Belloc
Belloc

Reputation: 6390

I have two questions about the code below

Running this code in VS2010, I get the warnings shown below, but the C-strings "f()" and "g()" are output on the console.

Question 1: Why does f() generates the warning and g() doesn't? Aren't string literals maintained in static memory until the program ends ?

Question 2: When I comment out the call to h() in main() the code crashes. Why the different behavior?

#include<iostream>

const char* const& f()
{
   return "f()";            //  warning C4172: returning address of local variable or temporary
}

const char* g()
{
    return "g()";           //  no warning
}

const std::string& h()
{
    return "h()";           //  warning C4172:
}

int main()
{
    std::cout << f() << '\n';
    std::cout << g() << '\n';
//  std::cout << h().c_str() << '\n';       //  comment out and program crashes
}

Upvotes: 2

Views: 82

Answers (2)

Xymostech
Xymostech

Reputation: 9850

You are returning a reference to a value that you only use locally. This is undefined behavior. What you probably want is to just return a char pointer, or a std::string, not a char pointer reference or a std::string&.

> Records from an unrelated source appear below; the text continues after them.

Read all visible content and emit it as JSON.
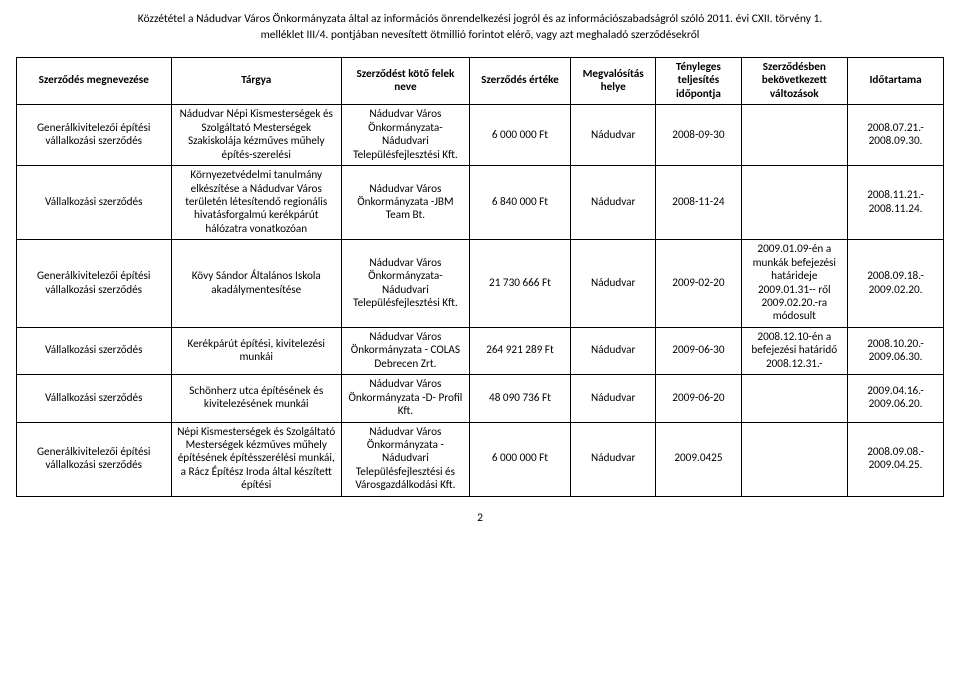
{
  "header": {
    "line1": "Közzététel a Nádudvar Város Önkormányzata által az információs önrendelkezési jogról és az információszabadságról szóló 2011. évi CXII. törvény 1.",
    "line2": "melléklet III/4. pontjában nevesített ötmillió forintot elérő, vagy azt meghaladó szerződésekről"
  },
  "columns": [
    "Szerződés megnevezése",
    "Tárgya",
    "Szerződést kötő felek neve",
    "Szerződés értéke",
    "Megvalósítás helye",
    "Tényleges teljesítés időpontja",
    "Szerződésben bekövetkezett változások",
    "Időtartama"
  ],
  "rows": [
    {
      "name": "Generálkivitelezői építési vállalkozási szerződés",
      "subject": "Nádudvar Népi Kismesterségek és Szolgáltató Mesterségek Szakiskolája kézműves műhely építés-szerelési",
      "parties": "Nádudvar Város Önkormányzata- Nádudvari Településfejlesztési Kft.",
      "value": "6 000 000 Ft",
      "location": "Nádudvar",
      "date": "2008-09-30",
      "changes": "",
      "duration": "2008.07.21.- 2008.09.30."
    },
    {
      "name": "Vállalkozási szerződés",
      "subject": "Környezetvédelmi tanulmány elkészítése a Nádudvar Város területén létesítendő regionális hivatásforgalmú kerékpárút hálózatra vonatkozóan",
      "parties": "Nádudvar Város Önkormányzata -JBM Team Bt.",
      "value": "6 840 000 Ft",
      "location": "Nádudvar",
      "date": "2008-11-24",
      "changes": "",
      "duration": "2008.11.21.- 2008.11.24."
    },
    {
      "name": "Generálkivitelezői építési vállalkozási szerződés",
      "subject": "Kövy Sándor Általános Iskola akadálymentesítése",
      "parties": "Nádudvar Város Önkormányzata- Nádudvari Településfejlesztési Kft.",
      "value": "21 730 666 Ft",
      "location": "Nádudvar",
      "date": "2009-02-20",
      "changes": "2009.01.09-én a munkák befejezési határideje 2009.01.31-- ről 2009.02.20.-ra módosult",
      "duration": "2008.09.18.- 2009.02.20."
    },
    {
      "name": "Vállalkozási szerződés",
      "subject": "Kerékpárút építési, kivitelezési munkái",
      "parties": "Nádudvar Város Önkormányzata - COLAS Debrecen Zrt.",
      "value": "264 921 289 Ft",
      "location": "Nádudvar",
      "date": "2009-06-30",
      "changes": "2008.12.10-én a befejezési határidő 2008.12.31.-",
      "duration": "2008.10.20.- 2009.06.30."
    },
    {
      "name": "Vállalkozási szerződés",
      "subject": "Schönherz utca építésének és kivitelezésének munkái",
      "parties": "Nádudvar Város Önkormányzata -D- Profil Kft.",
      "value": "48 090 736 Ft",
      "location": "Nádudvar",
      "date": "2009-06-20",
      "changes": "",
      "duration": "2009.04.16.- 2009.06.20."
    },
    {
      "name": "Generálkivitelezői építési vállalkozási szerződés",
      "subject": "Népi Kismesterségek és Szolgáltató Mesterségek kézműves műhely építésének építésszerélési munkái, a Rácz Építész Iroda által készített építési",
      "parties": "Nádudvar Város Önkormányzata - Nádudvari Településfejlesztési és Városgazdálkodási Kft.",
      "value": "6 000 000 Ft",
      "location": "Nádudvar",
      "date": "2009.0425",
      "changes": "",
      "duration": "2008.09.08.- 2009.04.25."
    }
  ],
  "page_number": "2"
}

The fact that you happen to see f() printed out is just the luck of the draw. It is still undefined behavior, and can't be counted on.

Upvotes: 3

poitroae
poitroae

Reputation: 21357

f() produces undefined behaviour. Undefined behaviour keeps your program in an invalid state which results in (pseudo-random) crashes.

It is undefined behaviour, because you return a reference to a local variable. After the function call the local variable will be destroyed, leaving your char* pointing to nowhere, really.

If you remove the reference, the value will be copied and we don't have a scope violation.